In other words, at each of those phases there is most likely something that QA can be doing to make sure that the definition of what we agreed to call "quality" is being met. (See why it is important to define "quality" and what "quality assurance" is early on?) I then start to look at what the most troublesome aspects of this whole development life cycle currently are. For example, do developers consistently miss deadlines? Are release dates constantly getting moved? Are changes constantly being introduced that the developers have to scramble around to build in? Are bad builds consistently happening because some code was not checked in? Are the developers constantly trying to figure out just what they are truly supposed to build? Do a lot of defects that were found get forgotten?
Do you see what I am doing by asking all these questions? I am finding out weak spots in the various phases. Then I want to look at why they are weak spots and what we might be able to do to patch up those weak spots. That will usually mean instituting some sort of process at that point in the phase. That, of course, can mean a lot of different things depending upon what the problem is, where in the life cycle it is, etc. Note that these processes will be put into a life cycle where people (like developers, testers, project managers, etc.) already are doing certain practices. You have to take account of that.
We have to realize that there are three basic things we can do when instituting something like QA: (1) make decisions, (2) reflect on the overall situation and on possible courses of actions, and (3) ask questions. The problem is that people often tend to spend most of their time on (1), neglecting the other two to a large extent. This means we need to gather as much information as possible before we start building templates, writing up overarching quality policies, or defining processes.
Also note that we need to do more with the information that we gather than just gather it. We need to arrange it into an overall picture, a model of the reality we are dealing with. That "model" is the way your organization works currently. Formless collections of data about random aspects of a situation merely add to the situation's impenetrability and are no aid to decision making. So we need a cohesive picture that lets us determine what is important and what is unimportant (for now) and what belongs together and what does not – in short, that tells us what our information actually means. This allows us to look at the current environment and plan out a target environment that everyone can agree to. Then comes the work of an implementation plan to get from the current environment to the target environment. The key here is to plan out the route that QA will take to getting itself insinuated into the life cylce and that will allow QA to be efficient and effective. (That second point is often left off.)
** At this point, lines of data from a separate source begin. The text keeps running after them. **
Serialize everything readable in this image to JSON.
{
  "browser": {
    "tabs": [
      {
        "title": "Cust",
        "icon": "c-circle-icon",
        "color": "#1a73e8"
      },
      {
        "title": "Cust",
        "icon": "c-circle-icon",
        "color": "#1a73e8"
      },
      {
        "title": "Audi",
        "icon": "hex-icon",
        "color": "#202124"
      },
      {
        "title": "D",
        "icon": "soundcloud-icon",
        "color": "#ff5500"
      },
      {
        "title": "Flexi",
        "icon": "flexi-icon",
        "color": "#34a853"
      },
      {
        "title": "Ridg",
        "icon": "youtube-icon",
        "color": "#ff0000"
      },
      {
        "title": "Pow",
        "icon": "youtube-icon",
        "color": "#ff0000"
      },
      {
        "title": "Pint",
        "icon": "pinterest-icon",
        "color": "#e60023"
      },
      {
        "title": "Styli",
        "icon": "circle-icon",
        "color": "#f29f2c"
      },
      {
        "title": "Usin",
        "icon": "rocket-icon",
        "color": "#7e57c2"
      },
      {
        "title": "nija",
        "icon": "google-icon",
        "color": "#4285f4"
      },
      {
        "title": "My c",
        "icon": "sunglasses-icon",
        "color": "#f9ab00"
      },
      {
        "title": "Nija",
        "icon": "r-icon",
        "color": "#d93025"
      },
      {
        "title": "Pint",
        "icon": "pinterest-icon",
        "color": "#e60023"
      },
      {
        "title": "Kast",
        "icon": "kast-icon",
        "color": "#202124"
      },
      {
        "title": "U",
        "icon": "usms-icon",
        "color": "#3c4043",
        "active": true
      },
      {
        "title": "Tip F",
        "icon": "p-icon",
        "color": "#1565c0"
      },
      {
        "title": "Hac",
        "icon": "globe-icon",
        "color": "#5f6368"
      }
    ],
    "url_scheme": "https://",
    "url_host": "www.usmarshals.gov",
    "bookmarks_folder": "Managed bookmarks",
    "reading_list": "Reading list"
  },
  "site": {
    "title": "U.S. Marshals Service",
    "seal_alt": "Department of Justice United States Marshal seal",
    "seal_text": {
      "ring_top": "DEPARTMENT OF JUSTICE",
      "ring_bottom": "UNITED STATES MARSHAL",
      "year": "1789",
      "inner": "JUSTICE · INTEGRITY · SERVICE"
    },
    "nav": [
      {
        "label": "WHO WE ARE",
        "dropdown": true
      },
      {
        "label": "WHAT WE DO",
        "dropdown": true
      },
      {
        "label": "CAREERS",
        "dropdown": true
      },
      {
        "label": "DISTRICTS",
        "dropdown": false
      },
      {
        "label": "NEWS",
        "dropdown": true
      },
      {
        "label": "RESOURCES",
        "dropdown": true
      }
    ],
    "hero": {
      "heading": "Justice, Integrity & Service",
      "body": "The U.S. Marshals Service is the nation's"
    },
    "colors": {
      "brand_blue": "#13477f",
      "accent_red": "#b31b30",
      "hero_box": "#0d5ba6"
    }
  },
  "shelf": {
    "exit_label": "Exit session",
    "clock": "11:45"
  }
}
Does some of this help you, at least in terms of general thinking? Please do not hesitate to ask for clarifications. Also please bear in mind that these are my viewpoints baseds on my experiences in similar situations to what you are describing. As such, I do not claim my views are "correct"; I simply claim that they have worked well in the context of the organizations within which I have applied these ideas.
Re: Start QA Department
Thank you Jeff,
Your response is very helpful in determining my path of action.
I have two questions:
1: How do I implement quality for sprial model for prototypes and development projects?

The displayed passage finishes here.